Much of this could have been avoided, if data validation had taken place much earlier in the process. Although there is validation on the frontend of the web form, there is none on the back end, meaning users can submit anything they want, if they have a JavaScript blocker in place.

advantages of early data validation

Once data has passed validation, you have ensured that the data conforms to restrictions such as having specific types, having values in a certain range or not being empty. This means that you can avoid writing many conversion (e.g. string to date, parsing strings to floats, …) and null checks later on, and you can be confident that nothing will break due to such implicit assumptions. If combined with properly typed and type-checked Python code, this goes a long way of avoiding bugs.

Thanks to Max for pointing out that this is not an interface, a term that was written here in an earlier version of this post.

Additionally, early data validation also enables you to fail early. Let’s say you persist the data in a database (PostrgeSQL in our case) for one reason or another, and then process that data later on. If you later notice that something is fishy with the data, you will have to clean up or invalidate the faulty data in the database.

There are probably many more reasons, but these are the ones that I have noticed in our project.

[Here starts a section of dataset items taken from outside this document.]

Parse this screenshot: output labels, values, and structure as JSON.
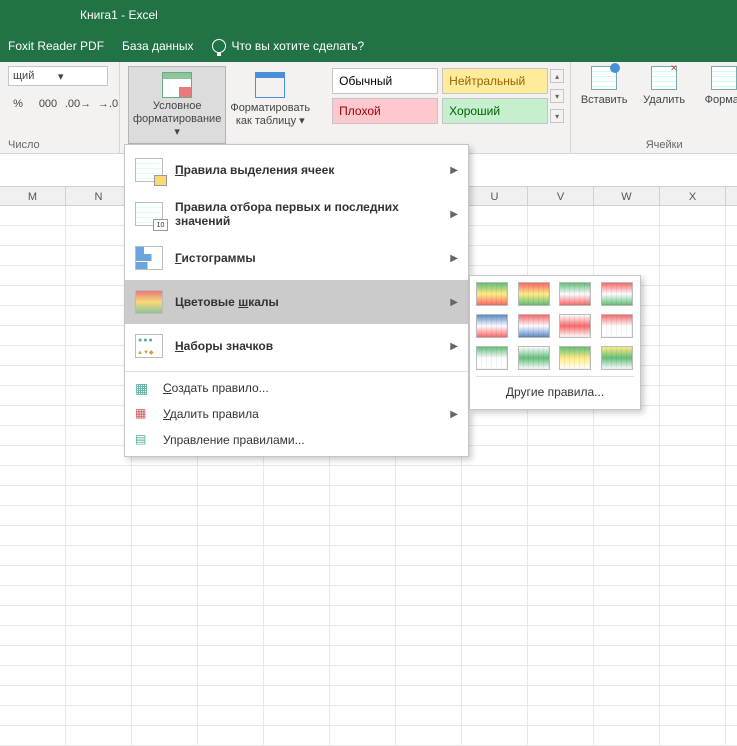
{
  "titlebar": {
    "title": "Книга1  -  Excel"
  },
  "tabs": {
    "foxit": "Foxit Reader PDF",
    "database": "База данных",
    "tellme": "Что вы хотите сделать?"
  },
  "ribbon": {
    "number": {
      "dropdown_suffix": "щий",
      "group_label": "Число"
    },
    "cond_fmt": {
      "label_l1": "Условное",
      "label_l2": "форматирование"
    },
    "fmt_table": {
      "label_l1": "Форматировать",
      "label_l2": "как таблицу"
    },
    "styles": {
      "normal": "Обычный",
      "neutral": "Нейтральный",
      "bad": "Плохой",
      "good": "Хороший"
    },
    "cells": {
      "insert": "Вставить",
      "delete": "Удалить",
      "format": "Формат",
      "group_label": "Ячейки"
    }
  },
  "cf_menu": {
    "highlight": "Правила выделения ячеек",
    "highlight_u": "П",
    "top": "равила отбора первых и последних значений",
    "top_pre": "П",
    "databars": "истограммы",
    "databars_pre": "Г",
    "colorscales_pre": "Цветовые ",
    "colorscales_u": "ш",
    "colorscales_post": "калы",
    "iconsets_pre": "",
    "iconsets_u": "Н",
    "iconsets_post": "аборы значков",
    "new_pre": "",
    "new_u": "С",
    "new_post": "оздать правило...",
    "clear_pre": "",
    "clear_u": "У",
    "clear_post": "далить правила",
    "manage": "Управление правилами..."
  },
  "cs_submenu": {
    "other": "Другие правила..."
  },
  "columns": [
    "M",
    "N",
    "",
    "",
    "",
    "",
    "",
    "U",
    "V",
    "W",
    "X"
  ],
  "colorscale_tiles": [
    [
      "#63be7b",
      "#ffeb84",
      "#f8696b"
    ],
    [
      "#f8696b",
      "#ffeb84",
      "#63be7b"
    ],
    [
      "#63be7b",
      "#fcfcff",
      "#f8696b"
    ],
    [
      "#f8696b",
      "#fcfcff",
      "#63be7b"
    ],
    [
      "#5a8ac6",
      "#fcfcff",
      "#f8696b"
    ],
    [
      "#f8696b",
      "#fcfcff",
      "#5a8ac6"
    ],
    [
      "#fcfcff",
      "#f8696b",
      "#ffffff"
    ],
    [
      "#f8696b",
      "#fcfcff",
      "#ffffff"
    ],
    [
      "#63be7b",
      "#fcfcff",
      "#ffffff"
    ],
    [
      "#fcfcff",
      "#63be7b",
      "#ffffff"
    ],
    [
      "#63be7b",
      "#ffeb84",
      "#ffffff"
    ],
    [
      "#ffeb84",
      "#63be7b",
      "#ffffff"
    ]
  ]
}
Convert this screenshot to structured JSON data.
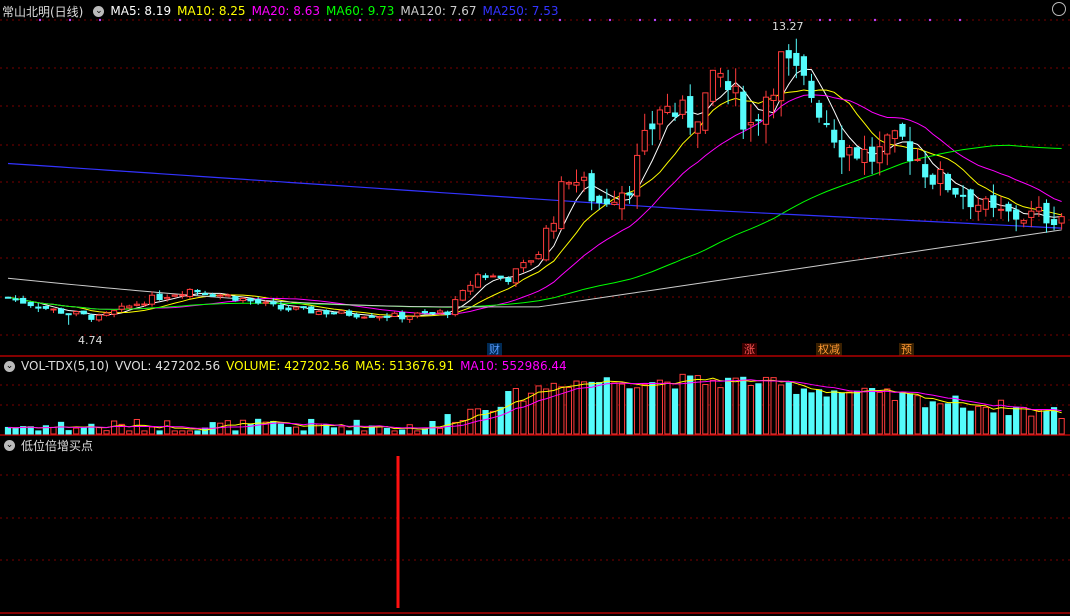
{
  "header": {
    "stock_title": "常山北明(日线)",
    "ma_labels": [
      {
        "text": "MA5: 8.19",
        "color": "#ffffff"
      },
      {
        "text": "MA10: 8.25",
        "color": "#ffff00"
      },
      {
        "text": "MA20: 8.63",
        "color": "#ff00ff"
      },
      {
        "text": "MA60: 9.73",
        "color": "#00ff00"
      },
      {
        "text": "MA120: 7.67",
        "color": "#cccccc"
      },
      {
        "text": "MA250: 7.53",
        "color": "#3333ff"
      }
    ]
  },
  "volume_header": {
    "indicator": "VOL-TDX(5,10)",
    "vvol": "VVOL: 427202.56",
    "volume": "VOLUME: 427202.56",
    "ma5": "MA5: 513676.91",
    "ma10": "MA10: 552986.44"
  },
  "signal_header": {
    "title": "低位倍增买点"
  },
  "markers": [
    {
      "text": "财",
      "color": "#5599ff"
    },
    {
      "text": "涨",
      "color": "#ff5555"
    },
    {
      "text": "权减",
      "color": "#ff9933"
    },
    {
      "text": "预",
      "color": "#ff9933"
    }
  ],
  "price_labels": {
    "high": "13.27",
    "low": "4.74"
  },
  "colors": {
    "up": "#ff3c3c",
    "down": "#54fcfc",
    "grid": "#7a0000",
    "divider": "#b00000"
  },
  "chart_data": {
    "type": "candlestick",
    "title": "常山北明(日线)",
    "price_range": [
      4.2,
      14.3
    ],
    "high_point": 13.27,
    "low_point": 4.74,
    "candle_count": 140,
    "close_anchors": [
      [
        0,
        5.6
      ],
      [
        6,
        5.2
      ],
      [
        12,
        4.95
      ],
      [
        18,
        5.5
      ],
      [
        24,
        5.85
      ],
      [
        30,
        5.6
      ],
      [
        36,
        5.25
      ],
      [
        44,
        5.1
      ],
      [
        52,
        5.0
      ],
      [
        58,
        5.15
      ],
      [
        62,
        6.3
      ],
      [
        66,
        6.2
      ],
      [
        70,
        7.0
      ],
      [
        74,
        9.5
      ],
      [
        78,
        8.6
      ],
      [
        82,
        9.2
      ],
      [
        86,
        11.6
      ],
      [
        90,
        11.2
      ],
      [
        94,
        12.5
      ],
      [
        98,
        11.0
      ],
      [
        102,
        13.0
      ],
      [
        106,
        12.0
      ],
      [
        110,
        10.4
      ],
      [
        114,
        10.0
      ],
      [
        118,
        10.5
      ],
      [
        122,
        9.4
      ],
      [
        126,
        8.9
      ],
      [
        130,
        8.2
      ],
      [
        135,
        8.15
      ],
      [
        139,
        8.19
      ]
    ],
    "ma_values": {
      "MA5": 8.19,
      "MA10": 8.25,
      "MA20": 8.63,
      "MA60": 9.73,
      "MA120": 7.67,
      "MA250": 7.53
    },
    "volume": {
      "last": 427202.56,
      "ma5": 513676.91,
      "ma10": 552986.44
    },
    "signal": {
      "name": "低位倍增买点",
      "index": 64
    }
  }
}
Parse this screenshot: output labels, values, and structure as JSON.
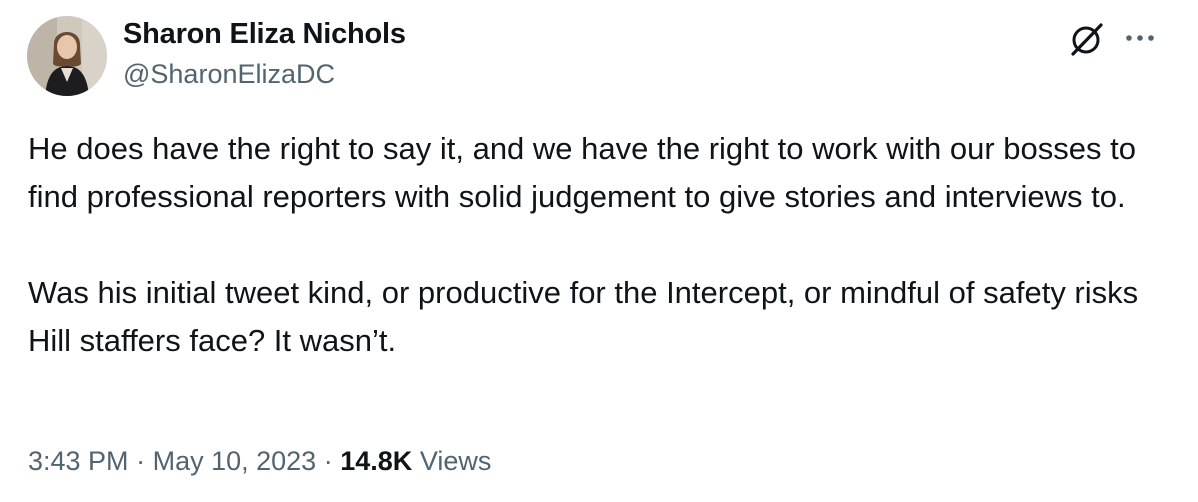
{
  "author": {
    "name": "Sharon Eliza Nichols",
    "handle": "@SharonElizaDC"
  },
  "tweet": {
    "text": "He does have the right to say it, and we have the right to work with our bosses to find professional reporters with solid judgement to give stories and interviews to.\n\nWas his initial tweet kind, or productive for the Intercept, or mindful of safety risks Hill staffers face? It wasn’t."
  },
  "meta": {
    "time": "3:43 PM",
    "separator": "·",
    "date": "May 10, 2023",
    "views_count": "14.8K",
    "views_label": "Views"
  },
  "icons": {
    "grok": "grok-icon",
    "more": "more-horizontal-icon"
  },
  "colors": {
    "text_primary": "#0f1419",
    "text_secondary": "#536471",
    "background": "#ffffff"
  }
}
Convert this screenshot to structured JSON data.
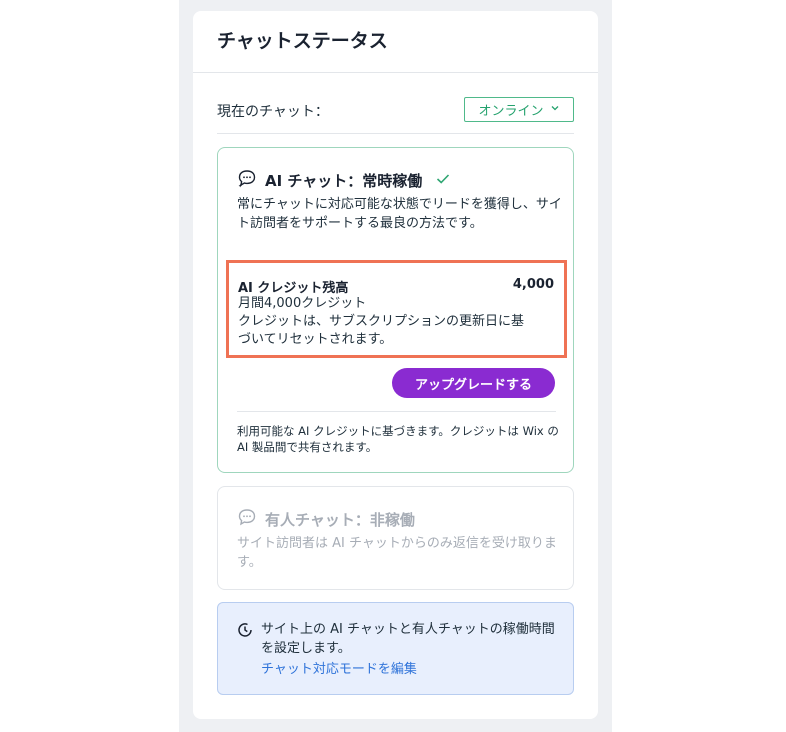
{
  "header": {
    "title": "チャットステータス"
  },
  "current_chat": {
    "label": "現在のチャット：",
    "selected": "オンライン"
  },
  "ai_chat": {
    "title": "AI チャット：常時稼働",
    "description": "常にチャットに対応可能な状態でリードを獲得し、サイト訪問者をサポートする最良の方法です。",
    "credits": {
      "title": "AI クレジット残高",
      "value": "4,000",
      "monthly": "月間4,000クレジット",
      "reset_note": "クレジットは、サブスクリプションの更新日に基づいてリセットされます。"
    },
    "upgrade_label": "アップグレードする",
    "footnote": "利用可能な AI クレジットに基づきます。クレジットは Wix の AI 製品間で共有されます。"
  },
  "human_chat": {
    "title": "有人チャット：非稼働",
    "description": "サイト訪問者は AI チャットからのみ返信を受け取ります。"
  },
  "info": {
    "text": "サイト上の AI チャットと有人チャットの稼働時間を設定します。",
    "link": "チャット対応モードを編集"
  },
  "colors": {
    "accent_green": "#25a26e",
    "upgrade_purple": "#8a2bd1",
    "highlight_orange": "#ef7254",
    "link_blue": "#2f73d9"
  },
  "icons": [
    "chat-sparkle-icon",
    "check-icon",
    "chevron-down-icon",
    "chat-bubble-icon",
    "clock-icon"
  ]
}
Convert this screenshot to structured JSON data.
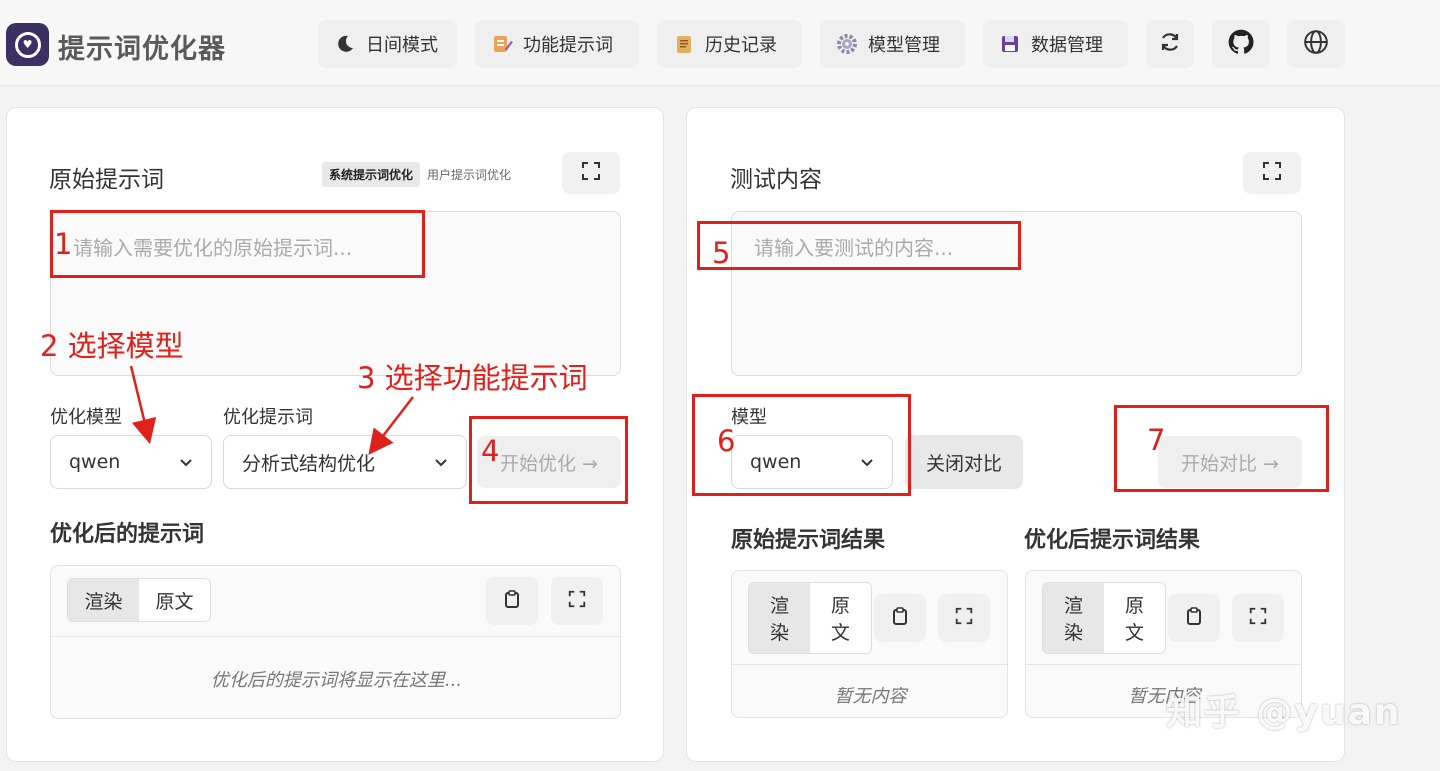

hurdles to implement early data validation

However, there may be challenges in implementing these checks early on. In a bigger project, you have to coordinate with everyone that will use the data on a common definition of what a valid data entry is, including technical and non-technical stakeholders.

If the data ingestion process is already in place before the goals of data processing are specified it may be hard to add validation later on. This may be due to inertia of the system and also monetary restrictions. Additionally, if validation is put into place after some non-validated data have already entered the system, you now have to distinguish between the new and old data, or clean up the old data.